I ended up the 10th floor, where people would go from side to side as they saw the whales and point them out. It was a real bonding experience.

There were a couple of excellent presentations. One on calories and exploration explained how the English and the Norwegians had different approaches to the quest to get to the South Pole.

The Norwegians were more focused on taking people who were practical, like bringing skiers who were physically fit and younger, but not as educated, learning from their mistakes, focusing on logistics, bringing dogs with the help with transport and getting as much information as they could, from people with histories of being in the out of doors.

The English on the other hand, focused on taking people who were scientists or people who  were considered important because their focus was on conquest. They were more into new ideas and didn’t want to use old techniques like dogs. They didn’t want to take advice from anyone but rather do things the way they thought works best.  In the end, the English group led by Robert Falcon Scott died, and the Norwegian group, led by Roald Amundson, made it to the South Pole. Arrogance kills.

In addition, Scott and his crew did not put on weight for the trip. Had they put on another 10 kilograms, they likely would not have died. For some reason, I find this very vindicating.

The other presentation was on the history of the various  explorers who have come here. The most memorable anecdote from that presentation was that Ernesat Shackleton, who is one of the most famous English explorers, died near the South Georgian Islands, and his family said bury him there, as that’s where he belongs. I don’t think they liked his exploring.

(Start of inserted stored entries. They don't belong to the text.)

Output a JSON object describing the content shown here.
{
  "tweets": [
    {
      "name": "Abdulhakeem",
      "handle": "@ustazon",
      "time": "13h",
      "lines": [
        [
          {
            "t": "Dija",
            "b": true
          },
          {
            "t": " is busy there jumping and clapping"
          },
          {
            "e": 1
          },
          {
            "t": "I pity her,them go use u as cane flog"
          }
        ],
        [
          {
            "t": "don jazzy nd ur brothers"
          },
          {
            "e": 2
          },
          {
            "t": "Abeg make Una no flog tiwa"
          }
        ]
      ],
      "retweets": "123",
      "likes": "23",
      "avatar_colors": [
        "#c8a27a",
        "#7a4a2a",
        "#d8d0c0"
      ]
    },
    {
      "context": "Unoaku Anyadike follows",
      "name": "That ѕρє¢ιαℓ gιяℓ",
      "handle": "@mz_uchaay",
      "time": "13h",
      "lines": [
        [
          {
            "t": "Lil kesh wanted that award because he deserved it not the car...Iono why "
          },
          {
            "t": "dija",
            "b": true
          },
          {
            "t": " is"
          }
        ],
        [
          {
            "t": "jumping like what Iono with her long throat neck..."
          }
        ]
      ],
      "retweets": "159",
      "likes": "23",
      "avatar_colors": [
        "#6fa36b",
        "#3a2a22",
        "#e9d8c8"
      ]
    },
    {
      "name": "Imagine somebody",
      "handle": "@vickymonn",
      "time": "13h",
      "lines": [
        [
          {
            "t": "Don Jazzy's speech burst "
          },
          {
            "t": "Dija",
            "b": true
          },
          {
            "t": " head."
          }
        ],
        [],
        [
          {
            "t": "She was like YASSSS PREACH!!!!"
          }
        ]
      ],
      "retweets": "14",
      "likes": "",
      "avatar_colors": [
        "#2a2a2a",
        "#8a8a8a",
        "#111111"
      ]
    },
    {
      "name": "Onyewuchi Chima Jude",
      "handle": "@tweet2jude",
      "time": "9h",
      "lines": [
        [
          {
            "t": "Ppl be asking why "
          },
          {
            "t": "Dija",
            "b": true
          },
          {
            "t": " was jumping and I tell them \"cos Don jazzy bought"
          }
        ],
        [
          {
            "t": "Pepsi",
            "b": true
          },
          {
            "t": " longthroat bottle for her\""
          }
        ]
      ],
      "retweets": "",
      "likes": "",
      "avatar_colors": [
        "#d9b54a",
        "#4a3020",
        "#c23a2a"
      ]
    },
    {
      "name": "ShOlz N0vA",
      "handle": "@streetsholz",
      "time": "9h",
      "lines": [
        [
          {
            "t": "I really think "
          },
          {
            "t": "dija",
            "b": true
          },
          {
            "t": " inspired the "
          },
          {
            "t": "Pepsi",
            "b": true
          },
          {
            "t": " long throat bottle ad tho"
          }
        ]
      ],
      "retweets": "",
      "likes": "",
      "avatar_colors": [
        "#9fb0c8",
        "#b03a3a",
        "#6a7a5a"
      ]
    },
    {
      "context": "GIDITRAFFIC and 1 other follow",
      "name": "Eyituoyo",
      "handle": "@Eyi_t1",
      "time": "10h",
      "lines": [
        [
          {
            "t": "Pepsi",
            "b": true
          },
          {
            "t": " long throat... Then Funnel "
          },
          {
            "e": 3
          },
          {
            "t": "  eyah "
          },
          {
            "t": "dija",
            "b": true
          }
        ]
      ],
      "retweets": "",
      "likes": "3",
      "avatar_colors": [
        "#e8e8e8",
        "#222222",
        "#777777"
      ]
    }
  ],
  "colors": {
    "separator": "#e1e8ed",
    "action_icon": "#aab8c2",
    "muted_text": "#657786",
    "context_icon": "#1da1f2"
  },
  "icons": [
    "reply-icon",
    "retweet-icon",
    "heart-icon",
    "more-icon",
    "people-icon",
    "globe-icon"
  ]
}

After lunch, I watched the seal video that I had missed. The part of that that was most interesting was that the main seal, who is called the seal master, has 100 wives and battles at least 100 other males every year to maintain control of the beach. The animal kingdom is utterly fascinating.

We also had our one walkabout on Danko Island. It included a walk of about a mile up a glacier. The view was spectacular. As well as the opportunity to see the penguin highways, we were able to get close to the penguins, but not closer than 15 feet if we could avoid it, which sometimes we could not.

It was an arduous walk and very icy and at times, you would get stuck in the ice. Organizers had warned us that there were crevasses and either side, so we needed to be extremely careful. The walk down was even more intense because of the ice, and as a result of being warned about the crevasses, I resisted the urge to just sit on my butt and slide down.

When I got to the bottom and I looked back up, I felt a great deal of satisfaction. I am glad that I am pushing myself to try every experience available and get as close to nature as I can. These opportunities to see the penguins up close and personal is a dream come true, and the ability to do this truly is something I will never take for granted. I also remain in all of the explorers, and all that they did when they first came here.

When we returned, I went to the lounge to watch the last part of the Vikings game. The YouTube TV was not the best, and it cut in and out, but no one can ever say that I am a fair weather fan.

I am finishing this after dinner. Actually, I’m finishing it for the second time because I accidentally deleted a whole portion of it. We go camping in about an hour, and I am assuming camping will be an entire post of its own.